Features of Low Duration Funds

  • The best low duration funds invest in debt securities like money market instruments, bonds, G-Secs (government securities), etc.
  • The fund can be open-ended or close-ended. Open-ended funds allow entry and exit to investors throughout the fund’s life until maturity.
  • The income on debt instruments is the coupon or regular income monthly, quarterly, semi-annually, or annually.
  • Apart from investors with a lower investment horizon and lower risk profile, low duration funds are also suitable for investors who require a regular source of income from their investment.
  • Funds with a shorter duration will be more liquid than funds with a longer duration.
  • Low duration funds do not require constant management by the fund manager. Once the instruments to be invested in are selected based on value, income flows, and credit quality, the need for active management reduces greatly.
  • These funds usually have lower fund management fees.

Taxability of Low Duration Funds

Most investors think of tax benefits when investing in the best low duration funds. Mutual funds can be taxed based on their gains. Gain on selling a mutual fund scheme is classified into two types- Short Term Capital Gains and Long-Term Capital Gains. Gains depend on the holding period. The minimum holding period of a debt mutual fund as per tax rules of India is three years. 

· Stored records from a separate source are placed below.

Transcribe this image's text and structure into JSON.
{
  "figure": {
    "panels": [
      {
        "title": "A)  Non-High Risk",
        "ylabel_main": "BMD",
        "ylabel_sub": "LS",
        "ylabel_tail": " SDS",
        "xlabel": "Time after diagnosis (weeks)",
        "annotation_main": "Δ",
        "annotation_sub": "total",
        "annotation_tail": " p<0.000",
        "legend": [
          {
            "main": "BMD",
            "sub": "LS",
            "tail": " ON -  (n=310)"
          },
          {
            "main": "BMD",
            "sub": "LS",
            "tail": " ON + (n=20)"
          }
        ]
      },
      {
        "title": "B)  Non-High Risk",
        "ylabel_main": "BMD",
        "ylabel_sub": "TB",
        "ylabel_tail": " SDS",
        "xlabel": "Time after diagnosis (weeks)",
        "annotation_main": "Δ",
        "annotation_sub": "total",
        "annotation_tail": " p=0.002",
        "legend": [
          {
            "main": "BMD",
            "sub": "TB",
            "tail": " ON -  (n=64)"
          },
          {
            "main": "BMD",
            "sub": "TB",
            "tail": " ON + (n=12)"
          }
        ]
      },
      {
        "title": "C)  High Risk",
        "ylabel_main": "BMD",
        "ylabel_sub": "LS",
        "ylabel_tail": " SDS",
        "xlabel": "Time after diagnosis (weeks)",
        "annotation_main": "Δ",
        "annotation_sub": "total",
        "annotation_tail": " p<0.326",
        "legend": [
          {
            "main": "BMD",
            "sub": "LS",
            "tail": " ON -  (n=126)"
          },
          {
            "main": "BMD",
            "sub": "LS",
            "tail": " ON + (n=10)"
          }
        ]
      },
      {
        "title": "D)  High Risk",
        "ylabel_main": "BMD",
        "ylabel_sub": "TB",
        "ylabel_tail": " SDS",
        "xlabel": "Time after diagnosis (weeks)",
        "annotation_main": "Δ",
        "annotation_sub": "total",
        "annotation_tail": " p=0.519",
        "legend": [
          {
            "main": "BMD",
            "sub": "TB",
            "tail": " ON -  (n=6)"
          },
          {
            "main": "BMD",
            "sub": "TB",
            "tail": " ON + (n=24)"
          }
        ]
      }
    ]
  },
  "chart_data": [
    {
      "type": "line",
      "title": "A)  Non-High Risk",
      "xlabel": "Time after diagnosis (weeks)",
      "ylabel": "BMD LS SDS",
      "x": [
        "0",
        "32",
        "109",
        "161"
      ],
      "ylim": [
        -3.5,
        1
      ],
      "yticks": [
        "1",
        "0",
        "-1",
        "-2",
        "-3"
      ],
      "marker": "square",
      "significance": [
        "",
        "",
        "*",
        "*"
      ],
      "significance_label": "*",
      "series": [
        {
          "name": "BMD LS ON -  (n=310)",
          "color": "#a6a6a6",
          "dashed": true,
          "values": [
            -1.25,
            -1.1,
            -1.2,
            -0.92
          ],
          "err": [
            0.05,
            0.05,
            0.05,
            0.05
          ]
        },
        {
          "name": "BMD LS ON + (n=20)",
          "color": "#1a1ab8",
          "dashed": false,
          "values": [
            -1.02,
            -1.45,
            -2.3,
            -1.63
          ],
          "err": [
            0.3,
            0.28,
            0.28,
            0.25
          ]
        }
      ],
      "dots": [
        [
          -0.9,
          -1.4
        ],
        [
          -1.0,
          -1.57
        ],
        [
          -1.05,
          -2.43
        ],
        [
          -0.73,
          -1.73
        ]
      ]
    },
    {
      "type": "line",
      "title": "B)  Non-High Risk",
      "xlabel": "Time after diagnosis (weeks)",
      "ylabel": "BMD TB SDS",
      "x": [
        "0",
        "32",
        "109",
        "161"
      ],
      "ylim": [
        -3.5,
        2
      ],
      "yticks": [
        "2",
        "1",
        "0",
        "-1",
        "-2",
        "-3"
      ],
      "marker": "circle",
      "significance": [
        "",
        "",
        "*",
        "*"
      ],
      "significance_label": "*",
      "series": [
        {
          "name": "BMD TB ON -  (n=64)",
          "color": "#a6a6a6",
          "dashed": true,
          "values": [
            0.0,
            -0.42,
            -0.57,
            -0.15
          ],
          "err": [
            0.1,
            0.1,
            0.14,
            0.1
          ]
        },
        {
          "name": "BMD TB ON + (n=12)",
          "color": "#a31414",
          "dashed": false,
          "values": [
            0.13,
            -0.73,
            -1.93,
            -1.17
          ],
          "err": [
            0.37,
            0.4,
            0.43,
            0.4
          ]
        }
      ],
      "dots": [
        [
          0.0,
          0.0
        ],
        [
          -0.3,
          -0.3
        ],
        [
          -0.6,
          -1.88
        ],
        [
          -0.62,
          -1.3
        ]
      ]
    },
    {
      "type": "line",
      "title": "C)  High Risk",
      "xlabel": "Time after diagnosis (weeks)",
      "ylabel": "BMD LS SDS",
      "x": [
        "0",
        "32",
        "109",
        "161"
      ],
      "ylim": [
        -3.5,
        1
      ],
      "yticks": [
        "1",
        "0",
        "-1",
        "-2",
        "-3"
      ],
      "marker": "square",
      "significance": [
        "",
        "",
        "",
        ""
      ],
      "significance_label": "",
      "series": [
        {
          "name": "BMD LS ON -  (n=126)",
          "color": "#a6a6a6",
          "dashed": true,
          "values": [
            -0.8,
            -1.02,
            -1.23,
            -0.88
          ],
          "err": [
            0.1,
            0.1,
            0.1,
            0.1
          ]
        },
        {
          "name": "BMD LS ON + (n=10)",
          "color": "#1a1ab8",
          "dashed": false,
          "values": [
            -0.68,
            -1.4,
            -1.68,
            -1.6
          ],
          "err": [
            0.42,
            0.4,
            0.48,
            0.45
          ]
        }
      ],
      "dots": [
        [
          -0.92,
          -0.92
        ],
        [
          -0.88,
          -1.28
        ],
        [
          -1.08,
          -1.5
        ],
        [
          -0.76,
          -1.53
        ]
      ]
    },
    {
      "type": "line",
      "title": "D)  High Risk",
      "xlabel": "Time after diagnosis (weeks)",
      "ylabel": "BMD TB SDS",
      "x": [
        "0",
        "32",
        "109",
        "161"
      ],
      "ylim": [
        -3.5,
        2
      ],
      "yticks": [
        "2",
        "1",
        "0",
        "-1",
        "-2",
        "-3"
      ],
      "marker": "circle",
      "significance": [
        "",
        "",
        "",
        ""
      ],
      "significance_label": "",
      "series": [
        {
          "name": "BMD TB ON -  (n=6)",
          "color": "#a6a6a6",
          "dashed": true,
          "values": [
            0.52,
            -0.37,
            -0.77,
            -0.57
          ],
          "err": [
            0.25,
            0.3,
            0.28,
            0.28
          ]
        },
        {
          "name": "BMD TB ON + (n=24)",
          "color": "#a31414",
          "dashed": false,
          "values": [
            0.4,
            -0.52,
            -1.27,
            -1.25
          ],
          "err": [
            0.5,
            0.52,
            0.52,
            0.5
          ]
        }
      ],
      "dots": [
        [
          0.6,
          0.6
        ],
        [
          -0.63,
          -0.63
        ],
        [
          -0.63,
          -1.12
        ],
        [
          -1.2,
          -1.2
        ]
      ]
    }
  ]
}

It means that if an investor sells the fund within three years of purchase, it will be taxed as Short Term Gain. Let’s take an example to understand this better. Suppose someone purchased a Low duration Fund on 01 March 2020 and sold it on 01 March 2022. Since the holding period is two years, it is Short term capital gain and will be taxed as per the investor’s applicable tax slab. Long-Term Capital Gains held for more than three years are taxed at 20%.

Risk Involved With Low Duration Funds

Interest Rate Risk

Interest rate risk exists in all types of debt funds, although at different levels. Interest rate risk is the risk that changes the fund’s value due to changes in market interest rates. Debt funds invest in debt instruments. The return from debt instruments is interest on the amount invested. If the market interest rate decreases, there are high chances that interest return from these debt instruments that the fund has invested in will also decrease. Since return decreases, the overall value of the fund also decreases.

Credit Risk

Credit risk is the risk that one of the debt holdings that a fund has invested in will default. This may lead to a decrease in the value of the fund. The amount of credit risk of a fund depends on the credit rating of instruments it invests in. Debt instruments with higher credit ratings have lower chances of default. The average credit ratings of instruments invested are usually mentioned in the fund’s summary. Hence, one may find statements like “This fund invests in instruments with a rating of BBB and more” in the details of the fund.

Advantages of Low Duration Funds

Liquidity

Since low duration funds invest in debt instruments with lower maturity than high duration funds, the liquidity of these funds is also higher.

Low risk

Interest rate risk for low duration bonds is comparatively lesser. It takes time for changes in market interest rates to penetrate the market. Hence, it does not impact low duration instruments to a great extent compared to funds with higher duration.

Decent returns

The annualised low duration funds returns are better than that of the ultra-short-term fund. This can be illustrated with a real-life example. The 3-year return (annualised) of HDFC Ultra Short Term Fund Direct-Growth is 5.93%. On the other hand, the 3-year return (annualised) of HDFC Low Duration Fund Direct Plan-Growth is 6.9%. Thus, a theoretical point is explained with a real-life example. These funds give better returns to invest for a greater time horizon.